Il subprocedimento di verifica dell'anomalia dell'offerta deve ritenersi strutturalmente "monofasico", ossia articolato in un'unica richiesta di giustificazioni e nella successiva valutazione operata dalla stazione appaltante. Non è configurabile, quindi, un obbligo generalizzato di un'ulteriore fase di confronto a seguito dell'acquisizione delle spiegazioni da parte della stazione appaltante.
Nell'ambito di una procedura di gara ad evidenza pubblica, la valutazione delle offerte tecniche rappresenta l'espressione di un'ampia discrezionalità tecnica della stazione appaltante, con conseguente insindacabilità nel merito delle valutazioni e dei punteggi attribuiti dalla commissione, qualora questi non risultino inficiati da macroscopici errori di fatto, da illogicità o da irragionevolezza manifesta.

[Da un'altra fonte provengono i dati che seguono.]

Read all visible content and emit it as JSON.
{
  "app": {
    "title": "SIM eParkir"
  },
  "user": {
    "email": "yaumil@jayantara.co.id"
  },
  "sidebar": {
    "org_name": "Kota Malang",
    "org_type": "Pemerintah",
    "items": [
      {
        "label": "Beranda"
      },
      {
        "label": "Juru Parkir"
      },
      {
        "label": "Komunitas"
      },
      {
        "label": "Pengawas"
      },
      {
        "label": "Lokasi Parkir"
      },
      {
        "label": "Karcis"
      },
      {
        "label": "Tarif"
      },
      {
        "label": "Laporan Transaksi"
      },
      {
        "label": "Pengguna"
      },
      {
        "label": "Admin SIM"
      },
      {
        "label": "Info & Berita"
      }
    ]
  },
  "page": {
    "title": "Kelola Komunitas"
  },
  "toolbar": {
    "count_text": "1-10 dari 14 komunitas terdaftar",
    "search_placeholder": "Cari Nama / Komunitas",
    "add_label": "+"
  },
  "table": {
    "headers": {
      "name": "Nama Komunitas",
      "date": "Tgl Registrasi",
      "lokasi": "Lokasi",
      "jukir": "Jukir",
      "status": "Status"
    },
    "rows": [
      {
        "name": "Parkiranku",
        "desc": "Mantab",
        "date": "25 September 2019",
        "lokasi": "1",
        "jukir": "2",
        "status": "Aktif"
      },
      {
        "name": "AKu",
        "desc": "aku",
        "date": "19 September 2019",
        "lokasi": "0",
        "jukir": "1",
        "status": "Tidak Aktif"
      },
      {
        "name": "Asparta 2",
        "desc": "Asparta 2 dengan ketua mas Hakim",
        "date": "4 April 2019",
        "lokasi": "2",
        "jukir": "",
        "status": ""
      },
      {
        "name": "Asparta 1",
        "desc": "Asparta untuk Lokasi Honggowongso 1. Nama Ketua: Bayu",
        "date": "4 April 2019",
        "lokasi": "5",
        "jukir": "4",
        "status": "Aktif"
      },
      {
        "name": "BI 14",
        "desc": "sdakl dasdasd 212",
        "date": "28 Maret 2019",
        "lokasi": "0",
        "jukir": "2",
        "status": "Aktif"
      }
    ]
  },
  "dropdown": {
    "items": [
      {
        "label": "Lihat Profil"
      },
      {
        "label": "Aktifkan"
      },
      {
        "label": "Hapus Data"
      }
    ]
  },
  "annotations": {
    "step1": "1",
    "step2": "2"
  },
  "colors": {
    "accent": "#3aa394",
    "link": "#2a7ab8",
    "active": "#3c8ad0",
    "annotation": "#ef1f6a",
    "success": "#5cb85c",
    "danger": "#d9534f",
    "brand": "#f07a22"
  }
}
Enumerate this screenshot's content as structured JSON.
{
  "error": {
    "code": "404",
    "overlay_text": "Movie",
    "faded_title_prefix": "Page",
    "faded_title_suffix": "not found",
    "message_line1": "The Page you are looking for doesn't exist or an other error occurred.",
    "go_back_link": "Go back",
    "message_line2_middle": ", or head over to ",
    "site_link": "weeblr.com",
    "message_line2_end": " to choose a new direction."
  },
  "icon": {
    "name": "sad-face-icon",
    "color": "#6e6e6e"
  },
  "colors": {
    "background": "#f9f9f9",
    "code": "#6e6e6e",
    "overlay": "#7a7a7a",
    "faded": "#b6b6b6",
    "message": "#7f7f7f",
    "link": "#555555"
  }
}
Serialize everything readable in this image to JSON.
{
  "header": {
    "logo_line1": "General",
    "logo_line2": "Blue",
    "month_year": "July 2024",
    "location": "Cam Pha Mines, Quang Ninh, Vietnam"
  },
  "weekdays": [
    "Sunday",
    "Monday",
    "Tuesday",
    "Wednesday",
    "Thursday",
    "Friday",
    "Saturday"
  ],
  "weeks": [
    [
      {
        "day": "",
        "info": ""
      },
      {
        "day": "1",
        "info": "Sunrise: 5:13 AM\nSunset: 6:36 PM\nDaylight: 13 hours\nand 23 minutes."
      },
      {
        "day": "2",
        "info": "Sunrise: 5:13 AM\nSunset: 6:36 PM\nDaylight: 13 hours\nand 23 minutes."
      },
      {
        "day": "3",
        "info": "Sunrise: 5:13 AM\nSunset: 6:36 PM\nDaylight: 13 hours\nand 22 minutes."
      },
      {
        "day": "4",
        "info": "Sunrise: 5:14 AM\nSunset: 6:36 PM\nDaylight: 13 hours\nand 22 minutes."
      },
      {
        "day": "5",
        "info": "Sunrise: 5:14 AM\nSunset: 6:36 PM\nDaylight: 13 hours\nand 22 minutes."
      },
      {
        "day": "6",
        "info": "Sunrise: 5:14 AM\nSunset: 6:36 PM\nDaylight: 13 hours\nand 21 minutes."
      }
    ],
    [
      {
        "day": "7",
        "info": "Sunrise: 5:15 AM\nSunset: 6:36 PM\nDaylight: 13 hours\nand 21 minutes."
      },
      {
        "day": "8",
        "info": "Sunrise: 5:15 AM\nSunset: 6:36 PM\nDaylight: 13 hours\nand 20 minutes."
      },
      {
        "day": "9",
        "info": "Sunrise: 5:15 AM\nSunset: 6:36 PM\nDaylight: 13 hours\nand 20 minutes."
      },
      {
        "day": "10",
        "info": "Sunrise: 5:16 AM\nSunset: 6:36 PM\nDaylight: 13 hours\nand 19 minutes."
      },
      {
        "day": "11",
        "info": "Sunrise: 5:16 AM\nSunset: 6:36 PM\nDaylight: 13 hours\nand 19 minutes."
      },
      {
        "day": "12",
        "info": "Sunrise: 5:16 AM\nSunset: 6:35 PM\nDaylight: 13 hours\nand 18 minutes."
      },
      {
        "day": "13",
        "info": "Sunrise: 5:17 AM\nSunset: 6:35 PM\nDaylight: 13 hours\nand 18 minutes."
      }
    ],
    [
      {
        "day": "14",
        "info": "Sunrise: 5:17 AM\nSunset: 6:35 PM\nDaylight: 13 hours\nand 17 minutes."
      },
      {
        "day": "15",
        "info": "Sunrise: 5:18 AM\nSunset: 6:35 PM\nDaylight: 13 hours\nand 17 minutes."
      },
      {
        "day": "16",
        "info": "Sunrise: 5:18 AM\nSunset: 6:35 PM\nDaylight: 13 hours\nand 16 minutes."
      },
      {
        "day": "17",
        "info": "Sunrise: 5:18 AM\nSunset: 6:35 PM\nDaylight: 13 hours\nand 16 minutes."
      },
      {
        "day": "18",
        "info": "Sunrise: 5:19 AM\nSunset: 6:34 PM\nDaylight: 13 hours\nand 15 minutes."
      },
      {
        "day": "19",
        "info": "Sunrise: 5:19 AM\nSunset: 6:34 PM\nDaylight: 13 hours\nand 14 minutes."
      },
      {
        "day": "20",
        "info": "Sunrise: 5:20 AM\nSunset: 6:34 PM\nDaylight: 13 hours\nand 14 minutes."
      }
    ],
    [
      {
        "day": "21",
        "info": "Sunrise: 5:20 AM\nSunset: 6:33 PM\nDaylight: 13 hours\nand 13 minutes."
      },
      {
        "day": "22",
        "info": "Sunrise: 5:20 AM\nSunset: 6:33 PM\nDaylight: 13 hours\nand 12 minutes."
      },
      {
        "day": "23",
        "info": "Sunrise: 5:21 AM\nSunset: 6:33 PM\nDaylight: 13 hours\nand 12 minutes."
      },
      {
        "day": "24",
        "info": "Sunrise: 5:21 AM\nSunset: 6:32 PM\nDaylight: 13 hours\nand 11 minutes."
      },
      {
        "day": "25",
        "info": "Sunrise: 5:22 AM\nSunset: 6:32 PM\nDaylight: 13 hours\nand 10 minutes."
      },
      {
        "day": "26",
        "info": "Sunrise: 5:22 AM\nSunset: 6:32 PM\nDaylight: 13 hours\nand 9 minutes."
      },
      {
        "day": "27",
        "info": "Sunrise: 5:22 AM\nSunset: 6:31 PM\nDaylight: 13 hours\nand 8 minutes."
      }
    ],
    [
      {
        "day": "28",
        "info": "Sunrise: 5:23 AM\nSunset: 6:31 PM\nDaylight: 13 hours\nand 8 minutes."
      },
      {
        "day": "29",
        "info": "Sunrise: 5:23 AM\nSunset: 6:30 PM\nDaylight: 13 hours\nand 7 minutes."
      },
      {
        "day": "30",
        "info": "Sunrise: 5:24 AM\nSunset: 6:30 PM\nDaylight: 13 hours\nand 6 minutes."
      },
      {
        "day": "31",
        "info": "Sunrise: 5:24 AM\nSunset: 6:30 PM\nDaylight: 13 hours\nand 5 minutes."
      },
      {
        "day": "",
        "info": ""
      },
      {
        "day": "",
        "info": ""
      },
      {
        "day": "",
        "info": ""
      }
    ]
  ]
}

In sede di verifica dell'anomalia dell'offerta, l'operatore economico non può modificare in aumento i costi della manodopera indicati in offerta, pena la violazione del disposto di cui all'art. 108, comma 9, del d.lgs. n. 36/2023. Ne è possibile affermare che si tratterebbe di meri errori di calcolo, atteso che tra le modifiche apportate figura l'inserimento di una nuova voce di costo.
L'annullamento giurisdizionale dell'aggiudicazione non produce automaticamente l'inefficacia del contratto né il diritto al subentro del secondo classificato, essendo necessaria un'espressa statuizione giudiziale o un provvedimento della stazione appaltante. Se il giudice non si esprime in merito all'inefficacia dle contratto nelle more stipulato, l’amministrazione deve valutare se, alla luce delle ragioni che hanno determinato l'annullamento dell'aggiudicazione, permangano o meno le condizioni per la continuazione del rapporto contrattuale con l'operatore (illegittimo) aggiudicatario, ovvero se non risponda maggiormente all'interesse pubblico, risolvere il contratto e indire una nuova procedura di gara. Tale scelta si inquadra nei poteri attribuiti alla stazione appaltante di scegliere se stipulare un nuovo contratto oppure affrontare il rischio di una domanda risarcitoria da parte del nuovo aggiudicatario per l’impossibilità di eseguire l’aggiudicazione ottenuta. Nel caso di specie l’amministrazione ha ritenuto che le ragioni dell’annullamento dell’aggiudicazione non consentissero la prosecuzione del rapporto contrattuale ed ha dichiarato l’inefficacia del contratto.